In adults aged 65 and older, there are eight prior reports of ceftriaxone-induced immune hemolytic anemia (CIIHA) in the literature to date (See Table 3 for a detailed view of the reported cases).9-16 The oldest patient recorded to have had this phenomenon occur was an 80-year-old man in France.10 None of the previously reported cases have resulted in death, but there are many possible adverse effects that may occur during the hemolytic reaction. A fatal outcome is more common in CIIHA than in immune hemolytic anemia associated with other drugs.9 To the best of the authors’ knowledge, this presented case is the oldest individual reported to have had this reaction and would be the only person to be a part of the oldest-old segment of the geriatric population thus far (typically defined as adults aged 85 and older), the fastest growing segment of the total American population.17 


The woman experienced this hemolytic reaction at the SNF approximately 23 days after she was first administered the medication in the ED during her hospital stay. Previous studies show that the reaction onset takes substantially longer on average in adults than in children. For example, in the pediatric population, the reaction becomes apparent after anywhere from 5 minutes to 7 days and 30 minutes to 34 days in the adult population.18 Thus, the reaction onset can vary widely and can affect individuals either immediately or up to hours after a single dose. The actual dose that elicits the reaction can also vary, with some individuals becoming affected after the first dose or after repeated doses of the medication, as was the case in this patient.

Patients that are acutely hospitalized are probably more likely to have this reaction detected and diagnosed earlier, since patients are seen on a daily basis and blood work is usually drawn more frequently compared with residents in an SNF. In medical practice today, it is more common to send patients home either from the hospital or from an SNF with an intravenous catheter and have a nurse visit the home to administer the remaining course of antimicrobial therapy.
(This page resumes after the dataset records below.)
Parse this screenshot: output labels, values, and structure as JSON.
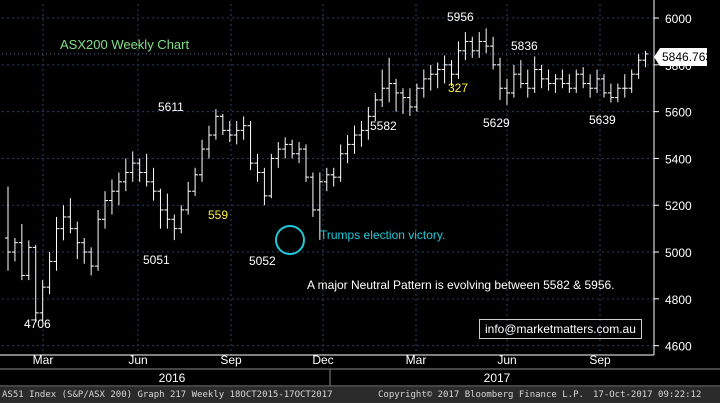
{
  "chart_data": {
    "type": "candlestick",
    "title": "ASX200 Weekly Chart",
    "frequency": "Weekly",
    "y_axis": {
      "ticks": [
        4600,
        4800,
        5000,
        5200,
        5400,
        5600,
        5800,
        6000
      ],
      "range": [
        4560,
        6060
      ],
      "position": "right"
    },
    "x_axis": {
      "month_labels": [
        "Mar",
        "Jun",
        "Sep",
        "Dec",
        "Mar",
        "Jun",
        "Sep"
      ],
      "year_labels": [
        "2016",
        "2017"
      ]
    },
    "last_price": 5846.763,
    "last_price_label": "5846.763",
    "ohlc": [
      [
        5060,
        5280,
        4920,
        5000
      ],
      [
        5000,
        5060,
        4960,
        5040
      ],
      [
        5040,
        5120,
        4880,
        4900
      ],
      [
        4900,
        5050,
        4880,
        5020
      ],
      [
        5020,
        5030,
        4700,
        4740
      ],
      [
        4740,
        4880,
        4706,
        4850
      ],
      [
        4850,
        5000,
        4820,
        4960
      ],
      [
        4960,
        5150,
        4920,
        5100
      ],
      [
        5100,
        5200,
        5050,
        5150
      ],
      [
        5150,
        5230,
        5080,
        5100
      ],
      [
        5100,
        5130,
        4970,
        5040
      ],
      [
        5040,
        5060,
        4950,
        5000
      ],
      [
        5000,
        5020,
        4900,
        4940
      ],
      [
        4940,
        5180,
        4920,
        5140
      ],
      [
        5140,
        5260,
        5100,
        5220
      ],
      [
        5220,
        5310,
        5160,
        5260
      ],
      [
        5260,
        5340,
        5200,
        5300
      ],
      [
        5300,
        5400,
        5260,
        5340
      ],
      [
        5340,
        5430,
        5300,
        5380
      ],
      [
        5380,
        5400,
        5300,
        5340
      ],
      [
        5340,
        5420,
        5280,
        5300
      ],
      [
        5300,
        5360,
        5220,
        5260
      ],
      [
        5260,
        5270,
        5100,
        5180
      ],
      [
        5180,
        5250,
        5100,
        5140
      ],
      [
        5140,
        5160,
        5051,
        5100
      ],
      [
        5100,
        5200,
        5080,
        5180
      ],
      [
        5180,
        5300,
        5160,
        5260
      ],
      [
        5260,
        5360,
        5240,
        5330
      ],
      [
        5330,
        5480,
        5300,
        5440
      ],
      [
        5440,
        5540,
        5400,
        5500
      ],
      [
        5500,
        5611,
        5480,
        5580
      ],
      [
        5580,
        5590,
        5500,
        5520
      ],
      [
        5520,
        5560,
        5470,
        5500
      ],
      [
        5500,
        5560,
        5460,
        5520
      ],
      [
        5520,
        5580,
        5480,
        5540
      ],
      [
        5540,
        5560,
        5350,
        5380
      ],
      [
        5380,
        5420,
        5300,
        5340
      ],
      [
        5340,
        5360,
        5200,
        5240
      ],
      [
        5240,
        5420,
        5230,
        5400
      ],
      [
        5400,
        5470,
        5360,
        5440
      ],
      [
        5440,
        5490,
        5400,
        5460
      ],
      [
        5460,
        5480,
        5400,
        5420
      ],
      [
        5420,
        5470,
        5380,
        5440
      ],
      [
        5440,
        5460,
        5300,
        5320
      ],
      [
        5320,
        5340,
        5150,
        5180
      ],
      [
        5180,
        5340,
        5052,
        5300
      ],
      [
        5300,
        5360,
        5260,
        5330
      ],
      [
        5330,
        5360,
        5280,
        5320
      ],
      [
        5320,
        5460,
        5300,
        5420
      ],
      [
        5420,
        5500,
        5380,
        5460
      ],
      [
        5460,
        5540,
        5420,
        5500
      ],
      [
        5500,
        5560,
        5450,
        5520
      ],
      [
        5520,
        5620,
        5480,
        5580
      ],
      [
        5580,
        5680,
        5560,
        5650
      ],
      [
        5650,
        5780,
        5620,
        5700
      ],
      [
        5700,
        5830,
        5640,
        5720
      ],
      [
        5720,
        5740,
        5600,
        5680
      ],
      [
        5680,
        5700,
        5590,
        5660
      ],
      [
        5660,
        5700,
        5582,
        5620
      ],
      [
        5620,
        5720,
        5600,
        5700
      ],
      [
        5700,
        5780,
        5660,
        5740
      ],
      [
        5740,
        5800,
        5690,
        5760
      ],
      [
        5760,
        5810,
        5700,
        5780
      ],
      [
        5780,
        5840,
        5720,
        5800
      ],
      [
        5800,
        5820,
        5710,
        5760
      ],
      [
        5760,
        5900,
        5740,
        5860
      ],
      [
        5860,
        5940,
        5820,
        5900
      ],
      [
        5900,
        5920,
        5830,
        5860
      ],
      [
        5860,
        5940,
        5830,
        5900
      ],
      [
        5900,
        5956,
        5850,
        5880
      ],
      [
        5880,
        5920,
        5780,
        5800
      ],
      [
        5800,
        5830,
        5650,
        5700
      ],
      [
        5700,
        5740,
        5629,
        5680
      ],
      [
        5680,
        5800,
        5660,
        5760
      ],
      [
        5760,
        5820,
        5700,
        5720
      ],
      [
        5720,
        5780,
        5660,
        5700
      ],
      [
        5700,
        5836,
        5680,
        5780
      ],
      [
        5780,
        5800,
        5700,
        5740
      ],
      [
        5740,
        5780,
        5690,
        5720
      ],
      [
        5720,
        5760,
        5680,
        5740
      ],
      [
        5740,
        5780,
        5700,
        5720
      ],
      [
        5720,
        5760,
        5680,
        5700
      ],
      [
        5700,
        5780,
        5680,
        5760
      ],
      [
        5760,
        5790,
        5700,
        5720
      ],
      [
        5720,
        5760,
        5660,
        5700
      ],
      [
        5700,
        5780,
        5680,
        5740
      ],
      [
        5740,
        5760,
        5660,
        5680
      ],
      [
        5680,
        5720,
        5639,
        5660
      ],
      [
        5660,
        5720,
        5640,
        5700
      ],
      [
        5700,
        5760,
        5660,
        5700
      ],
      [
        5700,
        5780,
        5680,
        5760
      ],
      [
        5760,
        5846,
        5740,
        5820
      ],
      [
        5820,
        5860,
        5790,
        5846.763
      ]
    ],
    "annotations": {
      "price_labels": [
        {
          "text": "4706",
          "value": 4706
        },
        {
          "text": "5051",
          "value": 5051
        },
        {
          "text": "5611",
          "value": 5611
        },
        {
          "text": "5052",
          "value": 5052
        },
        {
          "text": "5582",
          "value": 5582
        },
        {
          "text": "5956",
          "value": 5956
        },
        {
          "text": "5836",
          "value": 5836
        },
        {
          "text": "5629",
          "value": 5629
        },
        {
          "text": "5639",
          "value": 5639
        }
      ],
      "count_labels": [
        {
          "text": "559"
        },
        {
          "text": "327"
        }
      ],
      "election_note": "Trumps election victory.",
      "pattern_note": "A major Neutral Pattern is evolving between 5582 & 5956.",
      "email": "info@marketmatters.com.au"
    },
    "colors": {
      "background": "#000000",
      "bars": "#ffffff",
      "grid": "#2a4060",
      "title": "#7fe08a",
      "count_labels": "#ffef3c",
      "election": "#20c8d8",
      "text": "#ffffff",
      "price_tag": "#ffffff"
    }
  },
  "footer": {
    "left": "AS51 Index (S&P/ASX 200) Graph 217  Weekly 18OCT2015-17OCT2017",
    "middle": "Copyright© 2017 Bloomberg Finance L.P.",
    "right": "17-Oct-2017 09:22:12"
  }
}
In at least one previously reported case from New Zealand, the patient was treated at home in this way. The patient returned to the hospital after becoming severely symptomatic with presyncope while reportedly having back pain, abdominal pain, and dark-colored urine in the preceding week. The patient was ultimately found to have CIIHA.11 In cases similar to this, such as in the presented case, it is imperative to consider and test for this potential adverse effect. The Infectious Diseases Society of America suggests that a complete blood count and renal function tests be performed at least once weekly when a patient is treated with cephalosporins during outpatient parenteral antimicrobial therapy.19

In this case, the patient was instructed to report this adverse effect if she is ever administered an antibiotic in the future. Cephalosporin antibiotics as a drug class should be avoided in those who have had a hemolytic reaction (or any other significant adverse effect) to ceftriaxone because of potential crossreactivity.9 Clinicians should entertain a high clinical suspicion when treating a patient under similar circumstances in the hopes to intervene early enough to avoid any serious effects that may result. 


This case highlights the potential severity of DIIHA. Prompt recognition and discontinuation of the offending agent can be lifesaving. The diagnostic and treatment details of this case are valuable for increasing awareness of this rare, and potentially fatal, phenomenon involving a commonly used medication in an older adult in a PAC facility.